Il primo maggio a Roma c’è stato un altro evento, oltre al grande concerto di piazza, che ha messo in viaggio verso Roma un consistente gruppo di amanti della musica. Veramente consistente, a quanto pare, perché per i Mumford and Sons, nuovi luminari della scena nu-folk britannica, anche questa data è finita sold out. Come del resto tutte quelle del tour europeo. Un successo assicurato, prevedevano i fan fuori le porte del Circolo, con i loro faccini da indie innocenti e spaesati, di quelli che hanno attraversato il fricchettonaggio del primo maggio romano come solo Cristo quei quaranta giorni nel deserto. Finalmente i Mumford. E invece no. Invece un cartello diceva sold out e un altro cartello annunciava che il signor Marcus Mumford, leader della band, non si sarebbe esibito causa “improvviso e serio malore”. Quelli che hanno pensato “poverino” sono stati senza dubbio in forte minoranza. Però ci si poteva consolare con tale Johnny Flynn e i Sussex Wit, il gruppo spalla, offerto dalla casa.
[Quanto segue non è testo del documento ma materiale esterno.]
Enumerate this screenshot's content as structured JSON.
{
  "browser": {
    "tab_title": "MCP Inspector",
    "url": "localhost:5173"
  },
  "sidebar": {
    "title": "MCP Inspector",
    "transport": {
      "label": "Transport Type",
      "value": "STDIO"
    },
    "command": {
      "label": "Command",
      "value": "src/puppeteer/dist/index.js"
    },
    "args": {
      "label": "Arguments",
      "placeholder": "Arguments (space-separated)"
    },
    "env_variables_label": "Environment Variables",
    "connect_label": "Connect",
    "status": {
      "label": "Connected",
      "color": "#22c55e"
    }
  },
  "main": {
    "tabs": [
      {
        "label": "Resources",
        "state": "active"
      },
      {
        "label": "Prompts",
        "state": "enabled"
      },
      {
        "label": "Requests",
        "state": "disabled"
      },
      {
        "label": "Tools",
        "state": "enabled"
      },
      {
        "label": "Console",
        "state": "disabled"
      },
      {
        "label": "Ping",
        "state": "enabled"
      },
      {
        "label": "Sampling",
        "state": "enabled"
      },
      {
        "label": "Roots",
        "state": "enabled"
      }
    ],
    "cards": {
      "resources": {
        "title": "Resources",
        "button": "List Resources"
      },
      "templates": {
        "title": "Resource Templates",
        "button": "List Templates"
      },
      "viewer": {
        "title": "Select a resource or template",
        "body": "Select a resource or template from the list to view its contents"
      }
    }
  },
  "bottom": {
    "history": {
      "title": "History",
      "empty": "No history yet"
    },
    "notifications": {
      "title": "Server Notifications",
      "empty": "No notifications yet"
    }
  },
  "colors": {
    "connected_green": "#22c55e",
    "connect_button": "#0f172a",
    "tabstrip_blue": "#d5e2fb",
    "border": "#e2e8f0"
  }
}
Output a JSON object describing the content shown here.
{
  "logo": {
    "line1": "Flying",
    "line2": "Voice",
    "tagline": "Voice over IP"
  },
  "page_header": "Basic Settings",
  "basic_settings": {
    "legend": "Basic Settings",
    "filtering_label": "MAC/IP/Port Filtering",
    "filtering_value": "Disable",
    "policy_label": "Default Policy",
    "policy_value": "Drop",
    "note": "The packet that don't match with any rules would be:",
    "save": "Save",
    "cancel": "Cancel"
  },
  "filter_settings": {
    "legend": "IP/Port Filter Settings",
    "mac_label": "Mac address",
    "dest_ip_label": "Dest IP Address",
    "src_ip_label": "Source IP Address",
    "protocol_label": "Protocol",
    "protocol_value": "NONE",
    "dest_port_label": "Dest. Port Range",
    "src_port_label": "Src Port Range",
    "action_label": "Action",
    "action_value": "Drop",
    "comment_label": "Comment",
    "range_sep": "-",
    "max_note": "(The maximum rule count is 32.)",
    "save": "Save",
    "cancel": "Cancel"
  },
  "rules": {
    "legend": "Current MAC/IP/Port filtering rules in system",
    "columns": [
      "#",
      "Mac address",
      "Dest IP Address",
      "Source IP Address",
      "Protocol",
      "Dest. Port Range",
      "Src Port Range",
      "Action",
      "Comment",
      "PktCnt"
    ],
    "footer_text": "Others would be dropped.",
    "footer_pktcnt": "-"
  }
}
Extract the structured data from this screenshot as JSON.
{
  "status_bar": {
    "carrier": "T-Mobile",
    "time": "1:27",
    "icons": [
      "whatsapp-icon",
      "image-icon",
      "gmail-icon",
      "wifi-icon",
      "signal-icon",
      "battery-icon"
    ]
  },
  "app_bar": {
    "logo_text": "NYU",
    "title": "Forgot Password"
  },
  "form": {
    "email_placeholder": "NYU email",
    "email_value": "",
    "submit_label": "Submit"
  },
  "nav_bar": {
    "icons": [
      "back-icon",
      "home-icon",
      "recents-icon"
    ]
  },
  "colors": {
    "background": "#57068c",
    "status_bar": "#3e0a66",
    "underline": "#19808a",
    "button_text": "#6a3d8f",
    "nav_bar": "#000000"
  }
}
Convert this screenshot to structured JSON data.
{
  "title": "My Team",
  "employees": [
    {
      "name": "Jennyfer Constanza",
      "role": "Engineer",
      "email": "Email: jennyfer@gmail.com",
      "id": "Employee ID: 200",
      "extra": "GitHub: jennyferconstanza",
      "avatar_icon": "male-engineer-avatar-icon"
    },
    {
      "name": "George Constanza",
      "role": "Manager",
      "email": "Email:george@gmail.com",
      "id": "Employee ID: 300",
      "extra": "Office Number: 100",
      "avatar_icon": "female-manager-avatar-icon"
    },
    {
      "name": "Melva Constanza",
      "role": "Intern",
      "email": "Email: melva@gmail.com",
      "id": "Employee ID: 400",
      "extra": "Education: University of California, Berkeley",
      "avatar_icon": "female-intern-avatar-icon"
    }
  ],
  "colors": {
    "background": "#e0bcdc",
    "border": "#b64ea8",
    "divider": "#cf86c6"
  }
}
Una prova difficile per il povero Johnny, gestire il sold out di un altro gruppo. Soprattutto se l’altro gruppo sono i Mumford. Invece tutta la band riempie il palco senza paura. Perché lo sanno questi Sussex, e lo sa pure Johnny Flynn, che sono dei professionisti loro, e sanno essere dannatamente coinvolgenti. Sul palco si schiera la formazione tipica dell’era del nuovo folk, contrabbasso, batteria, tastiere che incoronano il frontman, al centro, occupato prima di ogni pezzo, in repentini cambi di banjo, chitarra acustica, elettrica, ukulele e quant’altro la scienza dello strumento a corde abbia inventato. Esordiscono con the Box, primo singolo della band, tratto dall’album A Larum, uscito nel 2008 per Vertigo Records e c’è già chi conosce tutte le parole e apre le danze sulla musica dolce e ritmata di una sagra di folletti, sotto la pioggia.
Sembra superfluo rompere il ghiaccio. Del resto Johnny Flynn è un attore di teatro, ha imparato bene a stare sul palco e a comunicare con ogni tipo di pubblico. Musicista, attore, ma anche poeta e questo non lo nascondo i gesti, non lo nasconde la leggerezza con cui si muove, il modo grave in cui canta, invadente pure nei confronti di chi il cuore ce l’ha sprangato. La poesia s’insinua dappertutto, saltellando tra gli accordi di the Wrote and the Writ ed è come una storia sussurrata a un bambino prima di andare a letto. Kentucky Pill e Lost and Found sono invece un’anticipazione dal nuovo album,Been Listening, in uscita il prossimo giugno per la Rough Trade, con un featuring di Laura Marling che presta la sua voce su the Water. Un sodalizio quasi prevedibile e che ufficialmente consacra Johnny Lynn quale figlio legittimo della famiglia del nu-folk inglese, insieme alla già citata Marling, i Mumford and Sons e i Noah and the Whale. La set list prosegue alternando titoli del primo album e di quello che verrà. Quando il gruppo lascia il palco prima di rientrare per le ultime canzoni di chiusura gli applausi non vengono risparmiati e neppure i sorrisi. Rientrano su Tickle me Pink e chiudono con Leftlovers, dolceamaro e ritmato. Tutti ballarono e vissero felici e contenti, e scoprirono le trame segrete della felicità.
Ci dispiace un sacco per i Mumford, ma il primo maggio al Circolo degli Artisti è stato bellissimo lo stesso.